Anh Nguyet Tran v. Bank of New York
This text of 592 F. App'x 24 (Anh Nguyet Tran v. Bank of New York) is published on Counsel Stack Legal Research, covering Court of Appeals for the Second Circuit primary law. Counsel Stack provides free access to over 12 million legal documents including statutes, case law, regulations, and constitutions.
Opinion
SUMMARY ORDER
Plaintiffs-Appellants appeal from the March 26, 2014 judgment of the United States District Court for the Southern District of New York (Patterson, J.) granting the motion to dismiss of Defendants-Ap-pellees on the basis that Plaintiffs lacked standing to bring any claim based on alleged breaches of Pooling and Servicing Agreements to which they were neither parties nor intended third-party beneficiaries. We assume the parties’ familiarity with the underlying facts, procedural history, and specification of issues for review.

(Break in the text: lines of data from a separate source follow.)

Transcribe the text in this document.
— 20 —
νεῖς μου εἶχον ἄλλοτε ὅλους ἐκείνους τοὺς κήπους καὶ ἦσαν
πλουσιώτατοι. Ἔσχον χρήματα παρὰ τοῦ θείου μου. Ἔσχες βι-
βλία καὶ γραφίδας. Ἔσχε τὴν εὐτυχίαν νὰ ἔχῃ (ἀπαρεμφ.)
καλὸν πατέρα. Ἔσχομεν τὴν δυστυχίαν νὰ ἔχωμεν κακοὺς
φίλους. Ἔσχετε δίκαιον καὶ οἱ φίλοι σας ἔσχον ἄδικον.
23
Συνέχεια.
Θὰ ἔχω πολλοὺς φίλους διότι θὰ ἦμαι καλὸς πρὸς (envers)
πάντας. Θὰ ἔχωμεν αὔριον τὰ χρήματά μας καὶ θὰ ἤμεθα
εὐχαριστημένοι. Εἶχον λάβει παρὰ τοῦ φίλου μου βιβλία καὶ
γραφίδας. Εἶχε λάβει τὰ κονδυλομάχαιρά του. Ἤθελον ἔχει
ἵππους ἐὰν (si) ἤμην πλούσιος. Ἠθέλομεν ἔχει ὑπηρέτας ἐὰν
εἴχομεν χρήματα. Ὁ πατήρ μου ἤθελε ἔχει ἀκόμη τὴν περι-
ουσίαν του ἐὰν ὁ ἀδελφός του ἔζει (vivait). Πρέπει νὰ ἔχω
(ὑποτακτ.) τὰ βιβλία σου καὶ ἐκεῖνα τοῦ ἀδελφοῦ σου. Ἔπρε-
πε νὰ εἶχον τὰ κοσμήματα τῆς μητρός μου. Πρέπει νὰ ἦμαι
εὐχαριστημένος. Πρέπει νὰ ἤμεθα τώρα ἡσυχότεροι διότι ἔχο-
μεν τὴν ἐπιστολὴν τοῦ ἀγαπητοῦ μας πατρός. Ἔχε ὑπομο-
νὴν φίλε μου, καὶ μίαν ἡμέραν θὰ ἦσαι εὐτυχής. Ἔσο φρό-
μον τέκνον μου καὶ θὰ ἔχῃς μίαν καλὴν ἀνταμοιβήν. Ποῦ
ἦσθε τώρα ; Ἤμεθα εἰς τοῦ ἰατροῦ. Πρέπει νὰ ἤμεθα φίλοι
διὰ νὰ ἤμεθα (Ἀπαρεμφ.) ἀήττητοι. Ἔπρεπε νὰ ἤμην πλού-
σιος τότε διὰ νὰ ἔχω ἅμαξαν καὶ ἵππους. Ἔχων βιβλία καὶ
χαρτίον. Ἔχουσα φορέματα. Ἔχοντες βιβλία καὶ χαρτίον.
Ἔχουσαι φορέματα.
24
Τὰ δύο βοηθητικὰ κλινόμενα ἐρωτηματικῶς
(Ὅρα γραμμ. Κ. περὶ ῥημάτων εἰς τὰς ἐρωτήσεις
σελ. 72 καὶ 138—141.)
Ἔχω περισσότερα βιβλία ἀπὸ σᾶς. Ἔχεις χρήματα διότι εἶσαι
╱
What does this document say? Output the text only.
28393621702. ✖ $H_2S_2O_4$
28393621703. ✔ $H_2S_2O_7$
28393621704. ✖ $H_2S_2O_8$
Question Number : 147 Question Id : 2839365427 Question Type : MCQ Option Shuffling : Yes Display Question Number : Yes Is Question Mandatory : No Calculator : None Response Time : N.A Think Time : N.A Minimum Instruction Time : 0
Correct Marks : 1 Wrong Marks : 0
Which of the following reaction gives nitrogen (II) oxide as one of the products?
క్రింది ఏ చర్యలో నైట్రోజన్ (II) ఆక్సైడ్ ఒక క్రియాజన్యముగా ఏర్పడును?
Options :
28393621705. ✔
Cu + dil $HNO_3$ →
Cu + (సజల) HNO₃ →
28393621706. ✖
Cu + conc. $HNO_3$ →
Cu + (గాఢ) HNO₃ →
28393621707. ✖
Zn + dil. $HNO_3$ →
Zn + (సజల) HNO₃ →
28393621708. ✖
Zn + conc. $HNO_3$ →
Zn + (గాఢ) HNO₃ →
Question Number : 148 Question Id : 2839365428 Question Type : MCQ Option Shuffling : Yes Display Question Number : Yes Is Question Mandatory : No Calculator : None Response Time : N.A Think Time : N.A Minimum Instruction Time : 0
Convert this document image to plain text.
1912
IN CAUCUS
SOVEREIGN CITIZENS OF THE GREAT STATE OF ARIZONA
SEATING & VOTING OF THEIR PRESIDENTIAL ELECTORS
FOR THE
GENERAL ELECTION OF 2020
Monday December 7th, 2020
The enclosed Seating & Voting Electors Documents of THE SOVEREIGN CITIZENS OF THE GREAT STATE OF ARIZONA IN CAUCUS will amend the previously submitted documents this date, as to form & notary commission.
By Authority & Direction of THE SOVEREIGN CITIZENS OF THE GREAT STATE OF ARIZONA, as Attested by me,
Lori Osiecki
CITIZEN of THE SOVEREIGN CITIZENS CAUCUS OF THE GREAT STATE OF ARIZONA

“We review the district court’s grant of a motion to dismiss de novo, but may affirm on any basis supported by the record.” Coulter v. Morgan Stanley & Co., 753 F.3d 361, 366 (2d Cir.2014). We accept the factual allegations in plaintiffs’ complaint as true for purposes of reviewing the district court’s dismissal for failure to state a claim, or for lack of standing, to the extent that the dismissal was based on the pleadings. Rajamin v. Deutsche Bank Nat’l Trust Co., 757 F.3d 79, 81 (2d Cir.2014).
Here, Plaintiffs do not identify any basis for distinguishing their claim from the claim at issue in Rajamin, where this Court recently held that mortgagors, who were not trust beneficiaries, lacked constitutional and prudential standing to bring an action based on trustee conduct that allegedly contravened the trust instrument. Id. at 88. Rather, Plaintiffs request that we both reverse the district court and overrule, overturn, or modify our decision in Rajamin because Plaintiffs assert that those decisions improperly construed New York Estates, Powers, and Trusts Law § 7-2.4. It is well established that we are “bound by the decisions of prior panels until such time as they are overruled either by an en banc panel of our Court or by the Supreme Court.” United States v. Wilkerson, 361 F.3d 717, 732 (2d Cir.2004). We therefore decline the invitation to revisit this Court’s sound reasoning in Rajamin.
We have considered the remainder of Plaintiffs’ arguments and find them to be without merit. Accordingly, the judgment of the district court hereby is AFFIRMED.